TV meteorologist denies he used on-air slur
Fired TV meteorologist denies he used on-air MLK slur 01:04

A TV meteorologist at an NBC affiliate in Rochester, New York, was fired after being accused of using an on-air racial slur in reference to Martin Luther King Jr. However, WHEC-TV chief meteorologist Jeremy Kappell says he simply "jumbled" his words during Friday's broadcast.

A video posted to social media of Kappell's broadcast shows him apparently calling a park named for the slain civil rights leader "Martin Luther Coon King Jr. Park."

WHEC-TV general manager Richard Reingold wrote on the station's website the station made a "staffing change" Sunday. "These words have no place on News10NBC's air, and the fact that we broadcast them disheartens and disgusts me," he wrote.

Kappell tweeted Monday: "I've never uttered those words in my life." He said that he simply flubbed his words while speaking too quickly on air.

Rochester Mayor Lovely Warren, who is black, and other city officials called for Kappell's firing, but many defenders on Twitter argued he simply misspoke.

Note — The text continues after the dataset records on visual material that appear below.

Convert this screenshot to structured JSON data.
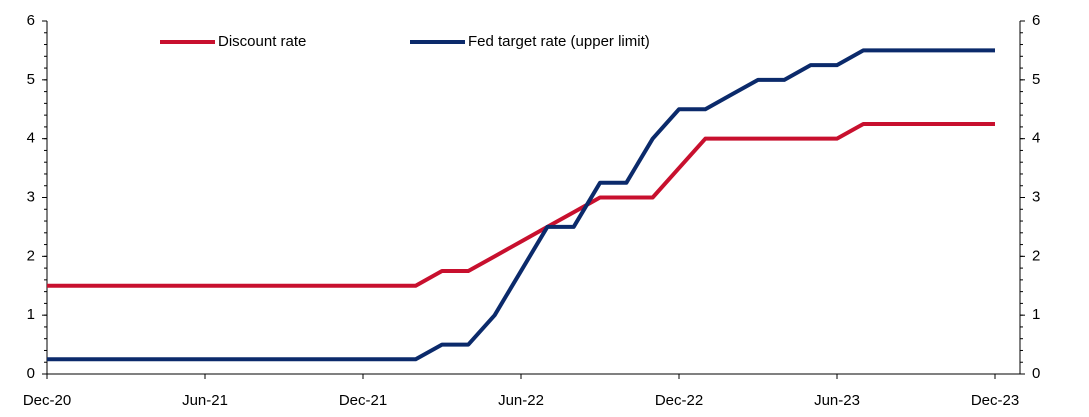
{
  "chart_data": {
    "type": "line",
    "categories": [
      "Dec-20",
      null,
      null,
      null,
      null,
      null,
      "Jun-21",
      null,
      null,
      null,
      null,
      null,
      "Dec-21",
      null,
      null,
      null,
      null,
      null,
      "Jun-22",
      null,
      null,
      null,
      null,
      null,
      "Dec-22",
      null,
      null,
      null,
      null,
      null,
      "Jun-23",
      null,
      null,
      null,
      null,
      null,
      "Dec-23"
    ],
    "series": [
      {
        "name": "Discount rate",
        "color": "#c8102e",
        "values": [
          1.5,
          1.5,
          1.5,
          1.5,
          1.5,
          1.5,
          1.5,
          1.5,
          1.5,
          1.5,
          1.5,
          1.5,
          1.5,
          1.5,
          1.5,
          1.75,
          1.75,
          2.0,
          2.25,
          2.5,
          2.75,
          3.0,
          3.0,
          3.0,
          3.5,
          4.0,
          4.0,
          4.0,
          4.0,
          4.0,
          4.0,
          4.25,
          4.25,
          4.25,
          4.25,
          4.25,
          4.25
        ]
      },
      {
        "name": "Fed target rate (upper limit)",
        "color": "#0b2a6b",
        "values": [
          0.25,
          0.25,
          0.25,
          0.25,
          0.25,
          0.25,
          0.25,
          0.25,
          0.25,
          0.25,
          0.25,
          0.25,
          0.25,
          0.25,
          0.25,
          0.5,
          0.5,
          1.0,
          1.75,
          2.5,
          2.5,
          3.25,
          3.25,
          4.0,
          4.5,
          4.5,
          4.75,
          5.0,
          5.0,
          5.25,
          5.25,
          5.5,
          5.5,
          5.5,
          5.5,
          5.5,
          5.5
        ]
      }
    ],
    "ylim": [
      0,
      6
    ],
    "yticks": [
      0,
      1,
      2,
      3,
      4,
      5,
      6
    ],
    "y2lim": [
      0,
      6
    ],
    "y2ticks": [
      0,
      1,
      2,
      3,
      4,
      5,
      6
    ],
    "legend": "top"
  }
}
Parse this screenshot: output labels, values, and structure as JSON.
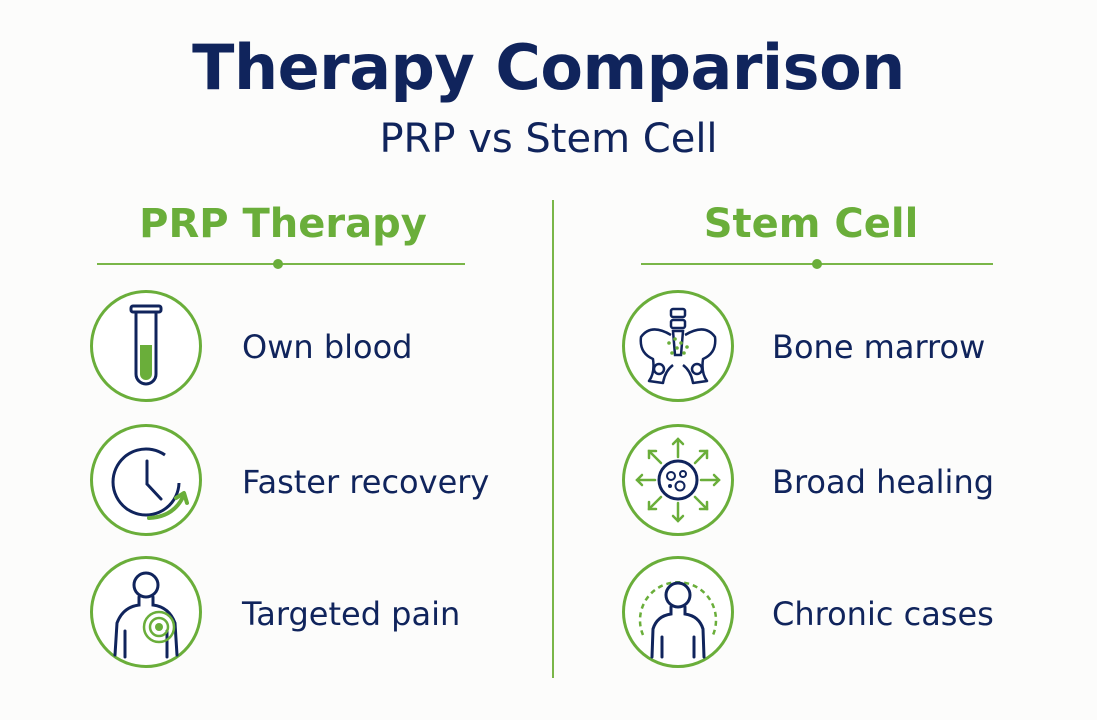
{
  "header": {
    "title": "Therapy Comparison",
    "subtitle": "PRP vs Stem Cell"
  },
  "colors": {
    "navy": "#10245c",
    "green": "#6aae3a"
  },
  "columns": [
    {
      "title": "PRP Therapy",
      "items": [
        {
          "label": "Own blood",
          "icon": "test-tube-icon"
        },
        {
          "label": "Faster recovery",
          "icon": "clock-icon"
        },
        {
          "label": "Targeted pain",
          "icon": "body-target-icon"
        }
      ]
    },
    {
      "title": "Stem Cell",
      "items": [
        {
          "label": "Bone marrow",
          "icon": "pelvis-icon"
        },
        {
          "label": "Broad healing",
          "icon": "cell-arrows-icon"
        },
        {
          "label": "Chronic cases",
          "icon": "body-aura-icon"
        }
      ]
    }
  ]
}
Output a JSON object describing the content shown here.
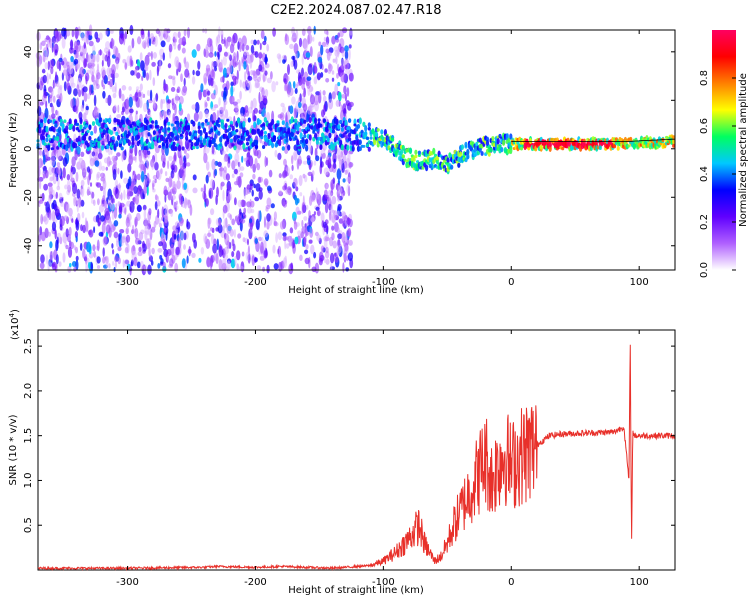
{
  "figure": {
    "title": "C2E2.2024.087.02.47.R18"
  },
  "chart_data": [
    {
      "type": "heatmap",
      "title": "C2E2.2024.087.02.47.R18",
      "xlabel": "Height of straight line (km)",
      "ylabel": "Frequency (Hz)",
      "xlim": [
        -370,
        128
      ],
      "ylim": [
        -50,
        49
      ],
      "x_ticks": [
        -300,
        -200,
        -100,
        0,
        100
      ],
      "y_ticks": [
        -40,
        -20,
        0,
        20,
        40
      ],
      "grid": false,
      "colorbar": {
        "label": "Normalized spectral amplitude",
        "range": [
          0.0,
          1.0
        ],
        "ticks": [
          0.0,
          0.2,
          0.4,
          0.6,
          0.8
        ],
        "colormap": [
          "#ffffff",
          "#b060ff",
          "#6000ff",
          "#0000ff",
          "#00c8ff",
          "#00ff60",
          "#ffff00",
          "#ff8000",
          "#ff0000",
          "#ff0060"
        ]
      },
      "ridge": {
        "x": [
          -140,
          -120,
          -100,
          -90,
          -80,
          -70,
          -60,
          -50,
          -40,
          -30,
          -20,
          -10,
          0,
          10,
          30,
          60,
          90,
          128
        ],
        "freq": [
          6,
          6,
          4,
          0,
          -4,
          -5,
          -4,
          -6,
          -3,
          0,
          1,
          2,
          2,
          2,
          2,
          2,
          2,
          3
        ]
      }
    },
    {
      "type": "line",
      "xlabel": "Height of straight line (km)",
      "ylabel": "SNR (10 * v/v)",
      "y_multiplier": "(x10",
      "y_multiplier_exp": "4",
      "y_multiplier_close": ")",
      "xlim": [
        -370,
        128
      ],
      "ylim": [
        0,
        2.68
      ],
      "x_ticks": [
        -300,
        -200,
        -100,
        0,
        100
      ],
      "y_ticks": [
        0.5,
        1.0,
        1.5,
        2.0,
        2.5
      ],
      "grid": false,
      "series": [
        {
          "color": "#e8302a",
          "x": [
            -370,
            -300,
            -240,
            -230,
            -200,
            -180,
            -140,
            -110,
            -100,
            -90,
            -80,
            -75,
            -72,
            -68,
            -60,
            -55,
            -50,
            -45,
            -40,
            -35,
            -30,
            -25,
            -20,
            -15,
            -10,
            -5,
            0,
            5,
            10,
            20,
            30,
            40,
            60,
            80,
            88,
            92,
            93,
            94,
            95,
            96,
            100,
            110,
            128
          ],
          "y": [
            0.02,
            0.02,
            0.03,
            0.04,
            0.03,
            0.04,
            0.02,
            0.05,
            0.1,
            0.2,
            0.35,
            0.45,
            0.5,
            0.3,
            0.1,
            0.15,
            0.3,
            0.5,
            0.65,
            0.8,
            0.95,
            1.1,
            1.25,
            1.0,
            1.2,
            1.3,
            1.15,
            1.25,
            1.3,
            1.4,
            1.5,
            1.52,
            1.53,
            1.54,
            1.6,
            1.0,
            2.6,
            0.25,
            1.55,
            1.5,
            1.5,
            1.5,
            1.5
          ]
        }
      ]
    }
  ]
}
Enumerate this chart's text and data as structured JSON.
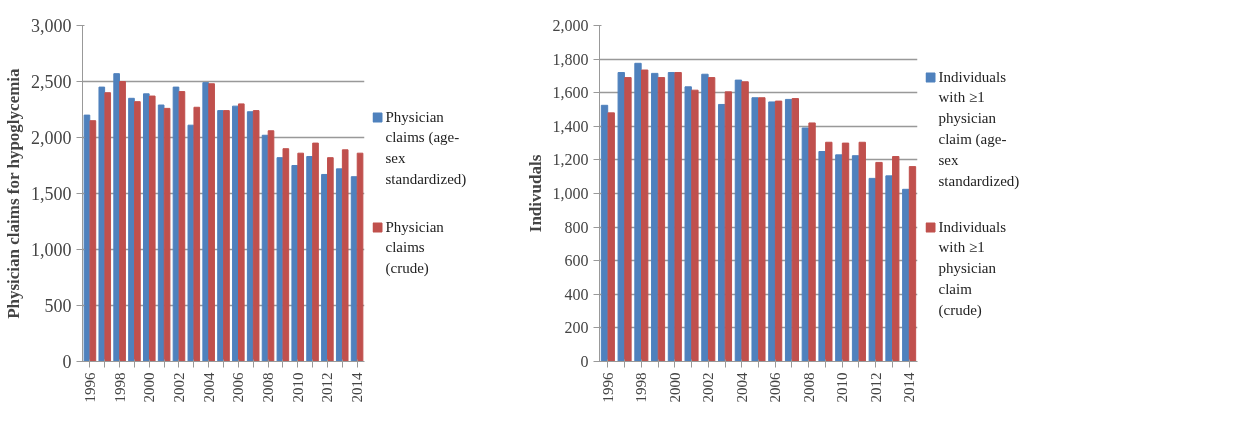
{
  "chart_data": [
    {
      "type": "bar",
      "ylabel": "Physician claims for hypoglycemia",
      "categories": [
        "1996",
        null,
        "1998",
        null,
        "2000",
        null,
        "2002",
        null,
        "2004",
        null,
        "2006",
        null,
        "2008",
        null,
        "2010",
        null,
        "2012",
        null,
        "2014"
      ],
      "series": [
        {
          "name": "Physician claims (age-sex standardized)",
          "color": "#4f81bd",
          "values": [
            2200,
            2450,
            2570,
            2350,
            2390,
            2290,
            2450,
            2110,
            2490,
            2240,
            2280,
            2230,
            2020,
            1820,
            1750,
            1830,
            1670,
            1720,
            1650
          ]
        },
        {
          "name": "Physician claims (crude)",
          "color": "#c0504d",
          "values": [
            2150,
            2400,
            2500,
            2320,
            2370,
            2260,
            2410,
            2270,
            2480,
            2240,
            2300,
            2240,
            2060,
            1900,
            1860,
            1950,
            1820,
            1890,
            1860
          ]
        }
      ],
      "ylim": [
        0,
        3000
      ],
      "yticks": [
        0,
        500,
        {
          "value": 1000,
          "label": "1,000"
        },
        {
          "value": 1500,
          "label": "1,500"
        },
        {
          "value": 2000,
          "label": "2,000"
        },
        {
          "value": 2500,
          "label": "2,500"
        },
        {
          "value": 3000,
          "label": "3,000"
        }
      ],
      "grid": "y",
      "legend": "right"
    },
    {
      "type": "bar",
      "ylabel": "Indivudals",
      "categories": [
        "1996",
        null,
        "1998",
        null,
        "2000",
        null,
        "2002",
        null,
        "2004",
        null,
        "2006",
        null,
        "2008",
        null,
        "2010",
        null,
        "2012",
        null,
        "2014"
      ],
      "series": [
        {
          "name": "Individuals with ≥1 physician claim (age-sex standardized)",
          "color": "#4f81bd",
          "values": [
            1525,
            1720,
            1775,
            1715,
            1720,
            1635,
            1710,
            1530,
            1675,
            1570,
            1545,
            1560,
            1390,
            1250,
            1230,
            1225,
            1090,
            1105,
            1025
          ]
        },
        {
          "name": "Individuals with ≥1 physician claim (crude)",
          "color": "#c0504d",
          "values": [
            1480,
            1690,
            1735,
            1690,
            1720,
            1615,
            1690,
            1605,
            1665,
            1570,
            1550,
            1565,
            1420,
            1305,
            1300,
            1305,
            1185,
            1220,
            1160
          ]
        }
      ],
      "ylim": [
        0,
        2000
      ],
      "yticks": [
        0,
        200,
        400,
        600,
        800,
        {
          "value": 1000,
          "label": "1,000"
        },
        {
          "value": 1200,
          "label": "1,200"
        },
        {
          "value": 1400,
          "label": "1,400"
        },
        {
          "value": 1600,
          "label": "1,600"
        },
        {
          "value": 1800,
          "label": "1,800"
        },
        {
          "value": 2000,
          "label": "2,000"
        }
      ],
      "grid": "y",
      "legend": "right"
    }
  ]
}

Kappell responded in a Facebook video Monday night, saying in part:

"If you watch me regularly you know that I contain a lot of information in my weathercast which forces me to speak fast and unfortunately, I spoke a little too fast when I was referencing Dr. Martin Luther King, Jr. — so fast that I jumbled a couple of words. In my mind I knew that I had mispronounced, but there was no malice, there was nothing I could have... I had no idea the way it had come across to many people. As soon as I mispronounced it I put an emphasis on King and had no idea what some people could have interpreted that as and I know some people interpreted that the wrong way. That was not a word that I said, I promise you that. And if you did feel that and it hurt you in any way, I sincerely apologize."

A heartfelt thanks to all those who have been supporting us. I wanted to take this time to explain our side of the story. Please keep my family in your prayers.

Posted by Jeremy Kappell on Monday, January 7, 2019

In 2010, ESPN talk show host Mike Greenberg used the same phrase on a radio show in an apparent verbal flub and issued an apology later in the day. He was not disciplined.